The first two Nebraska flour mills were located at the army post of Fort Atkinson and at Mormon Winter Quarters in Florence. The great distances involved in shipping supplies from eastern population centers encouraged their construction.
The first flour milled in the state was produced at Fort Atkinson, where soldiers ground grain they had raised to make their post self-sufficient. Late in 1821 a small gristmill was erected and a set of burrstones and drive works brought up from St. Louis. Draft animals, horses or oxen, were used to power the mill. It was a somewhat crude operation, but was able to grind 150 bushels of grain per day. In 1824 one thousand bushels of wheat were raised at the fort, sufficient quantity to be ground into two hundred barrels of flour.
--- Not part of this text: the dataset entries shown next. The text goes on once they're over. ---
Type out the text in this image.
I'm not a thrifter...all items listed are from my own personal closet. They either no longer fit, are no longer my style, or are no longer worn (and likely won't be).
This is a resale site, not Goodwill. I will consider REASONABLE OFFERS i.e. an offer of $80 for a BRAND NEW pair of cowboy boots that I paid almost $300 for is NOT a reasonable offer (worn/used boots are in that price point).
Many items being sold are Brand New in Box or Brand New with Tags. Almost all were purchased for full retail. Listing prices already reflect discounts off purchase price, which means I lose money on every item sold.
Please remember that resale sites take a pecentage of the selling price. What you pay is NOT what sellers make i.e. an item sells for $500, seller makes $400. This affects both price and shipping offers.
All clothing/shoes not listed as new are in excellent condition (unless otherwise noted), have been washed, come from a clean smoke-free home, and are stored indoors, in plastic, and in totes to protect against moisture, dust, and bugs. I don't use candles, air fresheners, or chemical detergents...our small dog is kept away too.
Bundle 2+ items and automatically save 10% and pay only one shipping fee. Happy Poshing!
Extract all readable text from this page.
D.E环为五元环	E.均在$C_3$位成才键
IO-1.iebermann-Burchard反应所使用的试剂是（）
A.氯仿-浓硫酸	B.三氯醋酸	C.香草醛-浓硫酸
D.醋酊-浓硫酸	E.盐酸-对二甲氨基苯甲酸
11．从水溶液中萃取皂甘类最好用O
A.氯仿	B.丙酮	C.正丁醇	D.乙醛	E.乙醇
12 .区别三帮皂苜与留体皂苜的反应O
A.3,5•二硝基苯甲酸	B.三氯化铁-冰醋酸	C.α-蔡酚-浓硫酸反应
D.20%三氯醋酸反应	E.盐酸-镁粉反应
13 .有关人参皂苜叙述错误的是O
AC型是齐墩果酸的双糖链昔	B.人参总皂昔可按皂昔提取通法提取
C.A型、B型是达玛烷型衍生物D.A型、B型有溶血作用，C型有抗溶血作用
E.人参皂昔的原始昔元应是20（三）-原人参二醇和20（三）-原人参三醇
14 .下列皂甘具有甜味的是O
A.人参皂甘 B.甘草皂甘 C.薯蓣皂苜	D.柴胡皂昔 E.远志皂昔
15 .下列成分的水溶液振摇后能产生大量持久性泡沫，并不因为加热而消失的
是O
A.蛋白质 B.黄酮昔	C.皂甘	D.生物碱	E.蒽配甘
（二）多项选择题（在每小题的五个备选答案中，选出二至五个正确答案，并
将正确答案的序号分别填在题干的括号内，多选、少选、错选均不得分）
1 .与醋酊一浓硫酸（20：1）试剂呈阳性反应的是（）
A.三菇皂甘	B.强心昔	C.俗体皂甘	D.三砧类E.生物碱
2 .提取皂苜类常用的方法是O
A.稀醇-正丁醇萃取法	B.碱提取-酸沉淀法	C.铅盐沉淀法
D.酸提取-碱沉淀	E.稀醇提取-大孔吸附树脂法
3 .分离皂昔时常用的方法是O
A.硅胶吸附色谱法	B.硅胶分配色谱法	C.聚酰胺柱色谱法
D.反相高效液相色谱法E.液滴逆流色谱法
The mill continued operation until July 1825, when it was destroyed by a windstorm. The mill was not rebuilt, and the post of Fort Atkinson was abandoned in 1827.
Twenty-three years later Nebraska’s first water-powered gristmill was built by Mormon settlers at Florence, now in north Omaha. Several thousand Mormons arrived in this vicinity in 1846. The governing council of the settlement decided to erect a gristmill in the summer of 1846. Under the leadership of Brigham Young, plans for the mill began and burrstones were ordered from St. Louis. A good waterpower site was located on what was later called Mill Creek.
On March 20, 1847, the mill began grinding cornmeal at a rate of ten or eleven bushels per hour. Two months later, an additional set of burrstones were added to grind wheat. The mill probably utilized an overshot water wheel for power to run the grinding stones. It was dismantled and moved from the Winter Quarters site on June 12, 1848. Although the mill was short-lived, it was the first mill to demonstrate that Nebraska waterpower could be harnessed for milling purposes.